Kerametler, sufiler tarafından ikiye ayrılmıştır: Keramet-i Kevni, Keramet-i Hakiki. Keramet-i Kevni'ye aşağıda yer alan listedekiler gösterilebilir. Keramet-i Hakiki ise ilim, ahlâk, mârifet ile ilgili olağanüstü durumlardır..
Tasavvufta çoğunluğun görüşüne göre maddi keramet kısa zamanda uzaklara gidip gelmek, su üzerinde yürümek, açlık çekmemek gibi hallerdir. Manevi keramet kulların durumunu değiştirebilmektir. Veliler açıkça keramet göstermez.
Veli olmadığı halde bir eylemi kerametmiş gibi göstermek üzerine kerameti kendinden menkul deyimi türemiştir.

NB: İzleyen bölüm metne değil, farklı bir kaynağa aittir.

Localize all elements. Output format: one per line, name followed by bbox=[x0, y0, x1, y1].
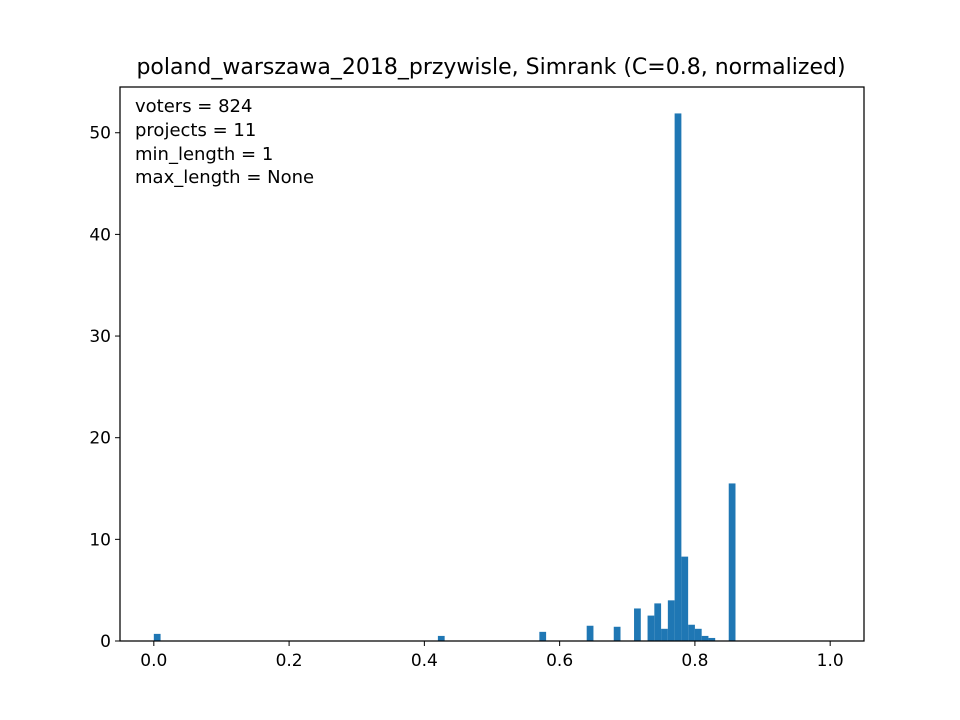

Kerametlerden ve inanışlardan bir kısmını Pertev Naili Boratav bir listede toplamıştır:
-Kişi veya topluluğu tehlikeli bir durumdan kurtarma.
-Masumları kurtarma.
-Hayvanlarla konuşma.
-Cansız varlıkları buyruğuna alabilme.
-Başka bir varlığa dönüşme.
-Maddeleri dönüştürebilme.
-Birkaç yerde birden bulunabilme.
-Uzaktaki olayları görebilme.
-Öte dünyadan görüntü verebilme.
-Ölülerle haberleşme.
-Peygamberlerle buluşma.
-Ölümden sonra vücudunu koruyabilme.